I would like to think that anyone with a medical issue, whether disease, condition, allergy, injury, or otherwise should be allowed by others around them to live a normal, unobstructed life, provided that they are not causing danger to others around them. Since there is no inherent danger to the other passengers on the plane by not eating peanuts, such a request to not consume peanuts doesn’t seem unreasonable to me. It’s a common courtesy thing, which I think some people forget about when they fly.
If the airline feels that they are not able to adequately protect they’re right to deny boarding. Perhaps peanuts were served on the incoming leg and they couldn’t guarantee it was decontaminated enough. I’m not saying that was the correct response here since there are many factors to be weighed but it’s always possible that it’s the best option. (I disagree with the exceptionally rude and ignorant comment about others not being “inconvenienced” due to someone’s life threatening allergy. Everyone should know by now peanuts may be restricted on any given flight due to the nature of the enclosed space.)

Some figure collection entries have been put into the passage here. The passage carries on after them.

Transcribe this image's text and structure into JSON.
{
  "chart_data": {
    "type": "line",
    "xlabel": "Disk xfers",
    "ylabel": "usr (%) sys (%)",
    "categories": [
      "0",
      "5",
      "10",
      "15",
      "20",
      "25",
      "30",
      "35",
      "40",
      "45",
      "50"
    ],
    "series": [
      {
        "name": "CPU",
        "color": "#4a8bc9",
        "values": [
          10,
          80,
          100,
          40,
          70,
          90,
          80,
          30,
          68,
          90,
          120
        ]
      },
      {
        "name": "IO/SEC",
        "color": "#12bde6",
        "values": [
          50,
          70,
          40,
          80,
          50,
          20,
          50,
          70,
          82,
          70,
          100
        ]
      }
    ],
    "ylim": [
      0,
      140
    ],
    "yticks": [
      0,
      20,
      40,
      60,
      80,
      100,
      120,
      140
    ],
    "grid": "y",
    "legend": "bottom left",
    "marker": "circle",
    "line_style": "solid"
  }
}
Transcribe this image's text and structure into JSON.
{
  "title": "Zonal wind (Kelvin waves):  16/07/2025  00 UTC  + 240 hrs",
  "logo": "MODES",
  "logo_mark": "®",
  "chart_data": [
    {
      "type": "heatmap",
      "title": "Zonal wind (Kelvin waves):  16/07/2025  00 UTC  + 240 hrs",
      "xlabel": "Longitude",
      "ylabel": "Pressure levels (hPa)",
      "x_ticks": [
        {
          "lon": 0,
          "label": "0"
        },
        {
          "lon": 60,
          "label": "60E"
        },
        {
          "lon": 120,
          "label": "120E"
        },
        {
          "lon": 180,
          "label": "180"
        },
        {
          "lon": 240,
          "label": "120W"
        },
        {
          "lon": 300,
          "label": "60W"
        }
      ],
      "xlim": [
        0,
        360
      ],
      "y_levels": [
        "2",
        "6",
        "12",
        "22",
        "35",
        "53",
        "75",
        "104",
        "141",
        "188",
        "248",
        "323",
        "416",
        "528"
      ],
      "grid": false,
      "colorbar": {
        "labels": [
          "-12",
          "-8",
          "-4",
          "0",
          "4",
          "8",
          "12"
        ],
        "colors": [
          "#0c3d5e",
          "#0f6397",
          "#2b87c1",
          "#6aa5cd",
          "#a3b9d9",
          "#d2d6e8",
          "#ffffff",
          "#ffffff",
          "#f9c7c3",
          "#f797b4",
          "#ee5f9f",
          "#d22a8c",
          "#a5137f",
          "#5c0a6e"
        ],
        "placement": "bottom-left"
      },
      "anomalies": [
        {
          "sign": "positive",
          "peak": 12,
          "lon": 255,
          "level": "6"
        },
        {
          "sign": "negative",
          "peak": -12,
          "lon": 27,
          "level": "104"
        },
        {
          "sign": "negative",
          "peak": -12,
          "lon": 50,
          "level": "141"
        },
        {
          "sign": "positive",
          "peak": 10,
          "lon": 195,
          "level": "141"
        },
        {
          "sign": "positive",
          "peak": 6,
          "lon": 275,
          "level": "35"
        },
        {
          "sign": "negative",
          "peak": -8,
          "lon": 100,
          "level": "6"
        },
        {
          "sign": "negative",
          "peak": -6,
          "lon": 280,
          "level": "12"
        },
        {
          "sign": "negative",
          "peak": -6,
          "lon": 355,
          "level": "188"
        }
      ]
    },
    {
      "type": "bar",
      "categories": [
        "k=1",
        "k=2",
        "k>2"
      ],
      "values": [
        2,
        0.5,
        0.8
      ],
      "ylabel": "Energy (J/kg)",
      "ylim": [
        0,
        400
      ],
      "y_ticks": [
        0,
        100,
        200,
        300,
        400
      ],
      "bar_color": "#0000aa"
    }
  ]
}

Seems like they raised the issue with the flight attendants, who probably being wary of litigation, consulted a doctor who must have said that its better that the kid doesnt fly. Could the family have spoken out about this earlier. Yes! Was the airline wrong? Thats where things get tricky.
My personal view is that if you are so allergic to peanuts that being around them will cause you to die, then
1. Dont travel by plane
OR
2. Wear a hazmat suit with a HEPA filtered oxygen supply
Nope – Alliegiant was correct to boot them. Not proper to ask others to be inconvenienced because of other’s medical issues. If little junior is so allergic that even being “near” peanuts is a potential health hazard, then have them buy enough seats to keep sufficient clearance. Or put a mask on him.
But it all seems a load of hysterical malarkey. 100 to 1 there were peanuts in the seat cushions and not serving people would have made no difference…
It’s not entirely mystifying. The airline surely didn’t want any liability, as the inside of the plane was covered in peanuts, and the other passengers likely didn’t mean anything evil, but just thought about the safest way. I do also empathize with peanut allergy families and the difficulty flying in airplanes when peanuts are the default snack. Surely the family could have done more beforehand to settle things before an expensive flight was at risk. A phone call beforehand would have done wonders, or a conversation with the gate agent.